The parity debate carried on throughout the 2019 season and saw changes to the Ford Mustang and Holden Commodore come intermittently.
A tweaked undertray was then brought in for the Holden Commodore fleet at the Darwin Triple Crown.
Dane said he had ‘a couple of false dawns’ that he believed would get the championship back on track.
However, it was only at the Pukekohe Park round late last year that he said parity was close to being balanced when an additional gurney flap on the boot lid was brought in.
“We knew what needed to be done to put us in the same ballpark. We’d even gone to the aero test the beginning of (2019) with the gurney that we then ran later in the year.
“We had gone with it, we had never tested it, but we’d gone with it because we said to Supercars ‘we should have this in the toolbox in case we need it’.

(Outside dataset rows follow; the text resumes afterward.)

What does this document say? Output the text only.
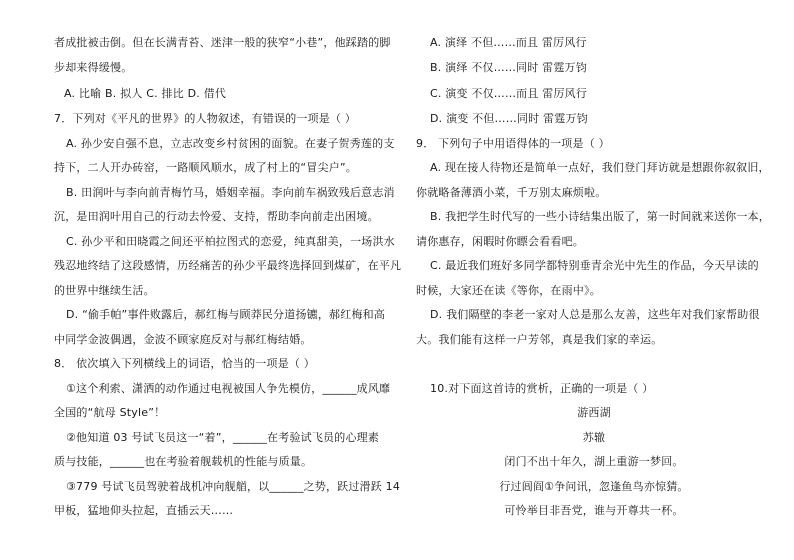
者成批被击倒。但在长满青苔、迷津一般的狭窄“小巷”，他踩踏的脚
步却来得缓慢。
A. 比喻 B. 拟人 C. 排比 D. 借代
7．下列对《平凡的世界》的人物叙述，有错误的一项是（ ）
A. 孙少安自强不息，立志改变乡村贫困的面貌。在妻子贺秀莲的支
持下，二人开办砖窑，一路顺风顺水，成了村上的“冒尖户”。
B. 田润叶与李向前青梅竹马，婚姻幸福。李向前车祸致残后意志消
沉，是田润叶用自己的行动去怜爱、支持，帮助李向前走出困境。
C. 孙少平和田晓霞之间还平柏拉图式的恋爱，纯真甜美，一场洪水
残忍地终结了这段感情，历经痛苦的孙少平最终选择回到煤矿，在平凡
的世界中继续生活。
D. “偷手帕”事件败露后，郝红梅与顾莽民分道扬镳，郝红梅和高
中同学金波偶遇，金波不顾家庭反对与郝红梅结婚。
8． 依次填入下列横线上的词语，恰当的一项是（ ）
①这个利索、潇洒的动作通过电视被国人争先模仿，______成风靡
全国的“航母 Style”！
②他知道 03 号试飞员这一“着”，______在考验试飞员的心理素
质与技能，______也在考验着舰载机的性能与质量。
③779 号试飞员驾驶着战机冲向舰艏，以______之势，跃过滑跃 14
甲板，猛地仰头拉起，直插云天……
A. 演绎 不但……而且 雷厉风行
B. 演绎 不仅……同时 雷霆万钧
C. 演变 不仅……而且 雷厉风行
D. 演变 不但……同时 雷霆万钧
9． 下列句子中用语得体的一项是（ ）
A. 现在接人待物还是简单一点好，我们登门拜访就是想跟你叙叙旧，
你就略备薄酒小菜，千万别太麻烦啦。
B. 我把学生时代写的一些小诗结集出版了，第一时间就来送你一本，
请你惠存，闲暇时你瞟会看看吧。
C. 最近我们班好多同学都特别垂青余光中先生的作品，今天早读的
时候，大家还在读《等你，在雨中》。
D. 我们隔壁的李老一家对人总是那么友善，这些年对我们家帮助很
大。我们能有这样一户芳邻，真是我们家的幸运。
10.对下面这首诗的赏析，正确的一项是（ ）
游西湖
苏辙
闭门不出十年久，湖上重游一梦回。
行过闾阎①争问讯，忽逢鱼鸟亦惊猜。
可怜举目非吾党，谁与开尊共一杯。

“That’s exactly the part that went on the car at Pukekohe. When we put it on the car at Pukekohe we had never had it on a car before.
“We thought that might be the fix that we needed and it certainly put us back in the ballpark. But the politics along the way, to be honest, almost destroyed the sport.”
When asked about drivers from the cockpit noticing a flexible rear wing on track, Dane detailed how a DRS-style effect saw the wing plane depress at high speed to reduce drag on straights.
Though not limited to the Ford Mustang, Dane said he believes the trick has been largely stopped for the 2020 season.
“Basically for the last five years or so people have been trying to get the rear wing to flex by various means to try and reduce the angle of attack of the rear wing down the straights.
“There was a naïvety somewhere that teams took advantage of. We were told there would be rules coming in around it but then they didn’t come in at all until this year.”
After a season that was largely overshadowed by parity discussion, Dane said he believes the championship is in a better place now.
A control shock has also been introduced and the engines have had horsepower reduced by 50 hp in an effort to curb costs.
“It does look good at the moment,” Dane said of the parity balance.
“Hopefully, it stays that way. What Supercars did at the end of last year with the two aero tests, not one, but two, was not only technically better, but it was also the second one especially was conducted with total transparency.
“In doing that, it then meant that you had proper backup from the teams in the brain department. There are some good brains there on both sides. They could both cross-examine the data. In fact, in January at the test there it was massively important.”
The Virgin Australia Supercars Championship is currently slated to return at Symmons Plains for the Tyrepower Tasmania Super400 over April 3-5.